Wenn an der Raiffeisenstraße unter der Woche rund um die Uhr gearbeitet wird, ist das nicht ungewöhnlich. Ist ja ein Gewerbegebiet. Auch an Wochenenden sind Schichten ein Zeichen, dass es in der Industrie brummt. Einen 24/7-Betrieb, also, Komplettprogramm Tag und Nacht und jeden Tag stemmt gerade ein Betrieb, welcher der alternativen, eher nachtaktiven Freizeitszene zuzuordnen ist. Die Diskothek Delta betreibt bereits seit 16 Monaten ein Internetradio.
Bekannter Sound
Produziert wird dort hörbar gute Laune. Dafür sorgen zehn DJs, die den Sender laut.fm/delta-radio mit ihren Playlists nie verstummen lassen. „Wir bieten den Leuten unseren Sound“, sagt Delta-Geschäftsführer Oliver Ludwig. Das ist die Musik, welche die Gäste an den Themenabenden oder im Normalbetrieb des seit 28 Jahren bestehenden Clubs schätzen.
Aber im März 2020 war das vorbei. Pandemie. Mit ein bisschen Social Media sorgte Ludwig und sein Team dafür, dass der Kontakt zu den Gästen nicht abriss. Aber der große Wurf war das nicht. Ein dickes Ausrufezeichen setzte eine Idee von Daniel Franke, der im Club als Dj Heinemet auflegt. Beim Internet-Radiosender laut.de habe er eine Ausschreibung gelesen, berichtet er. Man könne sich für einen Slot bewerben, also einen eigenen Sendeplatz innerhalb des Senders. „Und das beste war: Laut.de versprach, die Gema-Kosten zu übernehmen.“

Die Gema-Gebühren entlohnen kreative Schaffensprozesse, wie etwa bei Musik und werden bei öffentlichen Veranstaltungen fällig, also etwa beim Radio. Sie nicht bezahlen zu müssen, schafft wiederum Sicherheit. „Da mussten wir nicht lange überlegen“, so Ludwig. Schnell war die Bewerbung raus, drei Tage später kam die Zusage und am 30. März 2020 ging Delta Radio auf Sendung.

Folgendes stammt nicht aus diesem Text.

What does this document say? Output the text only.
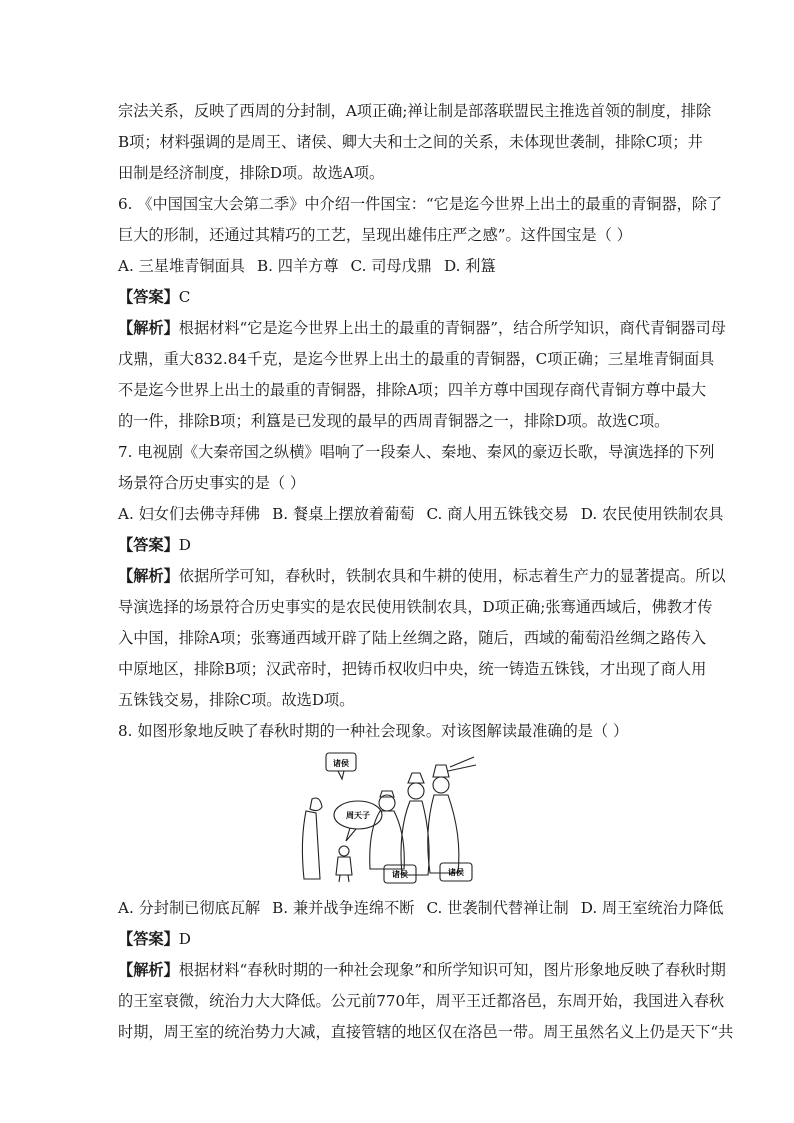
宗法关系，反映了西周的分封制，A项正确;禅让制是部落联盟民主推选首领的制度，排除
B项；材料强调的是周王、诸侯、卿大夫和士之间的关系，未体现世袭制，排除C项；井
田制是经济制度，排除D项。故选A项。
6. 《中国国宝大会第二季》中介绍一件国宝：“它是迄今世界上出土的最重的青铜器，除了
巨大的形制，还通过其精巧的工艺，呈现出雄伟庄严之感”。这件国宝是（ ）
A. 三星堆青铜面具 B. 四羊方尊 C. 司母戊鼎 D. 利簋
【答案】C
【解析】根据材料“它是迄今世界上出土的最重的青铜器”，结合所学知识，商代青铜器司母
戊鼎，重大832.84千克，是迄今世界上出土的最重的青铜器，C项正确；三星堆青铜面具
不是迄今世界上出土的最重的青铜器，排除A项；四羊方尊中国现存商代青铜方尊中最大
的一件，排除B项；利簋是已发现的最早的西周青铜器之一，排除D项。故选C项。
7. 电视剧《大秦帝国之纵横》唱响了一段秦人、秦地、秦风的豪迈长歌，导演选择的下列
场景符合历史事实的是（ ）
A. 妇女们去佛寺拜佛 B. 餐桌上摆放着葡萄 C. 商人用五铢钱交易 D. 农民使用铁制农具
【答案】D
【解析】依据所学可知，春秋时，铁制农具和牛耕的使用，标志着生产力的显著提高。所以
导演选择的场景符合历史事实的是农民使用铁制农具，D项正确;张骞通西域后，佛教才传
入中国，排除A项；张骞通西域开辟了陆上丝绸之路，随后，西域的葡萄沿丝绸之路传入
中原地区，排除B项；汉武帝时，把铸币权收归中央，统一铸造五铢钱，才出现了商人用
五铢钱交易，排除C项。故选D项。
8. 如图形象地反映了春秋时期的一种社会现象。对该图解读最准确的是（ ）
诸侯
周天子
诸侯	诸侯
A. 分封制已彻底瓦解 B. 兼并战争连绵不断 C. 世袭制代替禅让制 D. 周王室统治力降低
【答案】D
【解析】根据材料“春秋时期的一种社会现象”和所学知识可知，图片形象地反映了春秋时期
的王室衰微，统治力大大降低。公元前770年，周平王迁都洛邑，东周开始，我国进入春秋
时期，周王室的统治势力大减，直接管辖的地区仅在洛邑一带。周王虽然名义上仍是天下“共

Aber wie macht man das? Erst habe man natürlich geschaut, wie man die Sendezeiten bestückt, aber inzwischen sei das eingespielt. Einfacher machen es die Playlists. Das sind ständig aktualisierte Musikkonserven, die von den DJs nach ihrem Geschmack zusammengestellt, und in Mehrstunden-Blöcken – oftmals sind es drei Stunden – abgespielt werden. „Das ist entweder die Liste in der angelegten Reihenfolge. Oder über die Shuffle-Funktion, die den Sound in einer Zufallsfunktion vorgibt. Langweilige Wiederholungen sind unwahrscheinlich. „Meine Playlist dauert 39 Stunden“, sagt Ludwig schmunzelnd. Als Dj Geisha mischt der Geschäftsführer natürlich auch mit.
Auf der Seite des Senders gibt es einen wöchentlichen Sendeplan, gerade laufende Titel werden angezeigt, die Delta-Facebookseite verrät das Tagesprogramm. Es wechselt kunterbunt, angelehnt an die Programmvielfalt im realen Club. „Eine Mischung aus Trittsteinen und Experimenten“, fasst Ludwig das Radioprogramm zusammen. Unmöglich, an dieser Stelle die Vorlieben und Genres der Djs aufzuschlüsseln.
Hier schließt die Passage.